The Long March Through the Institutions—2020s Style

But that’s not why my thoughts turned to his work this week.

Many of this decade’s setbacks have undercut many activists’ sense of personal power or agency—especially the younger ones who took to the streets and joined social change movements at some point since the pandemic began and then everything else occurred in its wake.

Some of the setbacks are truly deflating and should lead us to question and then revise our strategies. But the fact remains that we need to develop tools that allow activists to understand that they are coming and to be able to overcome them.

In essence, I’m thinking about the equivalent of training in nonviolence that we got in the 1960s before we engaged in civil disobedience. We anticipated what might happen to us and practiced our responses.

Here, I’m thinking about helping this generation of activists strengthen their “resilience muscle.” Or maybe I should say beginning to think because I have no practical suggestions and was just overwhelmed when I encountered over 40,000,000 references when I searched for “resilience coach.” This article (#2 on my Ecosia search list) lays out a reasonable starting point for what resilience training adapted to political activism could look like.

I’m nowhere near ready to talk about political resilience in any more detail here. Patricia Shafer and I will, however, have to get there and include it prominently in Peace is a Verb, which we hope to finish by the beginning of next summer.
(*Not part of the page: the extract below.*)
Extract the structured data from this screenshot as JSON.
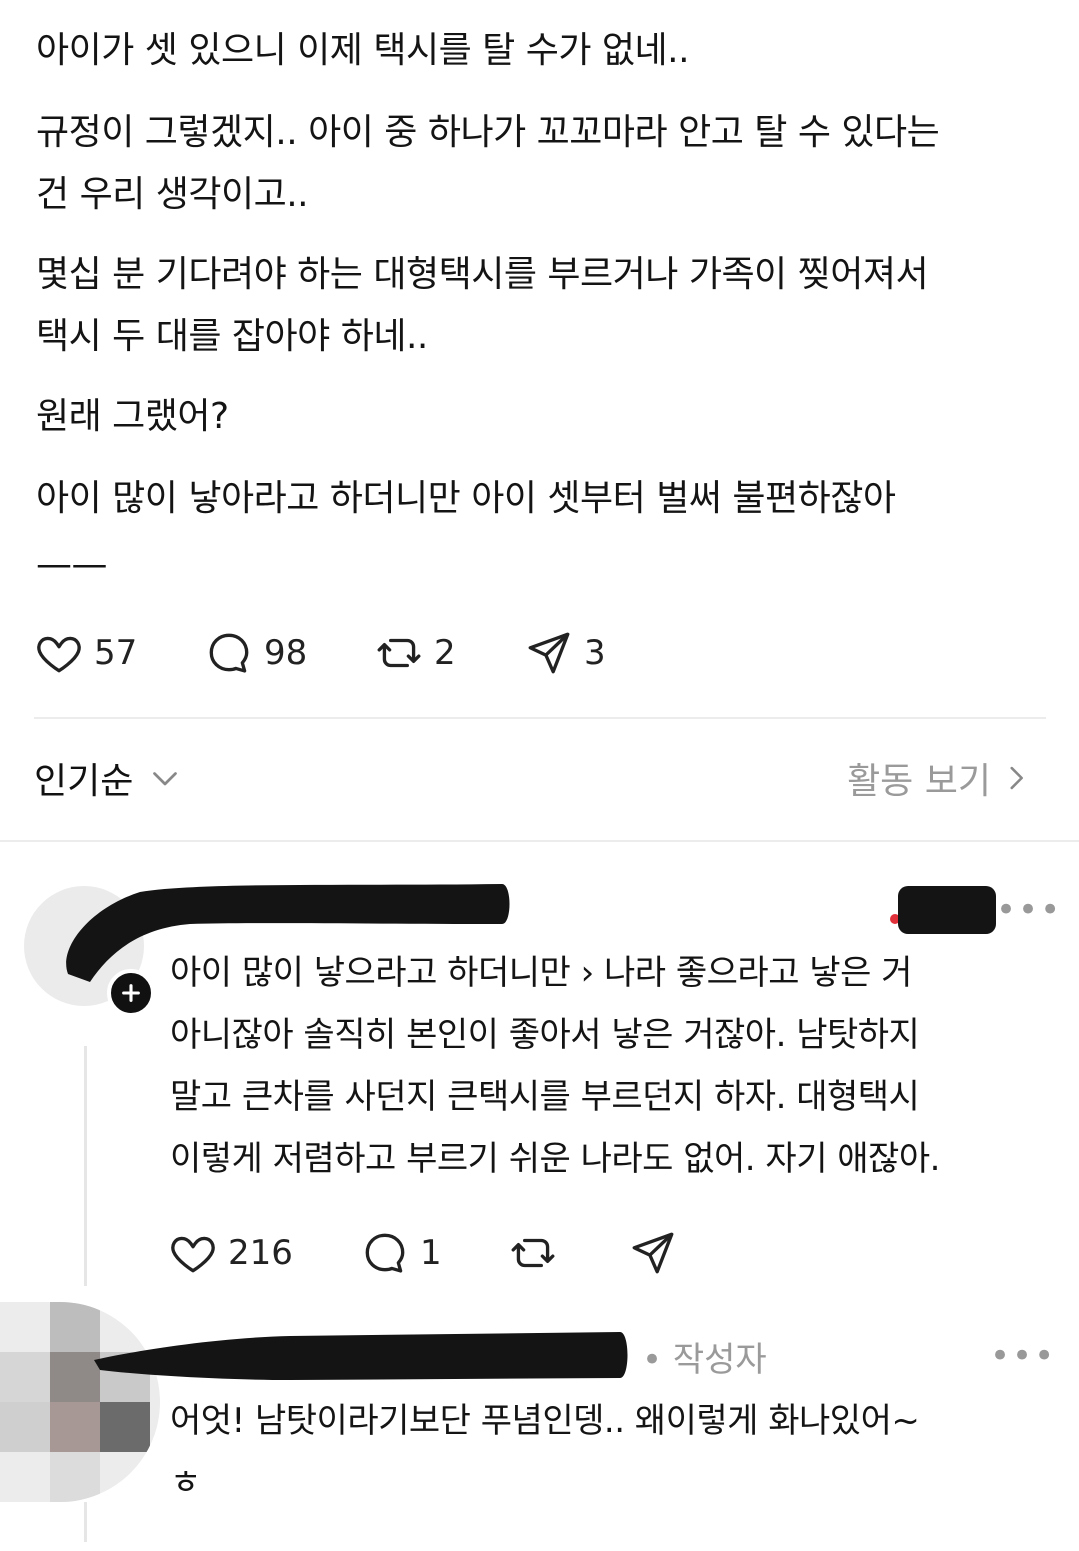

Echos from My Own Political Past

As I began thinking about this post and remembered Rudi Dutschke, I also remembered my first book which was on the new left in France. I decided to do it on the Unified Socialist Party which had been one of the big winners of May Movement in 1968 and won more than 5 percent of the vote in the next year’s presidential election. For an American radical, this was the ideal PhD dissertation topic.

My advisor (properly) asked me to focus in on a single question—why activists got involved and stayed involved in the PSU’s day-to-day activities–on the assumption that I would uncover some lessons for my American colleagues. It became clear to me that Roy Pierce had put me on to something because, by time I got to France in mid-1972, the party had begun would can be best and most charitably called its death spiral. So, I began asking why people got and stayed involved even if the future did not look promising.

After lots of very weird regression analyses, the most important underlying factor for sustaining activism in a declining organization was its members’ sense—rightly or wrongly—that they were having an impact.

Fifty years later, perhaps we should be doing more to help today’s activists not only see where they are making a difference but do the kind of research I didn’t do back in the day—how can we maximize the probability that they will, in fact, have an impact.

Luckily for you, the book has been out of print for decades….

The views and opinions expressed in this article are those of the author and do not necessarily reflect the official policy or position of the Alliance for Peacebuilding or its members.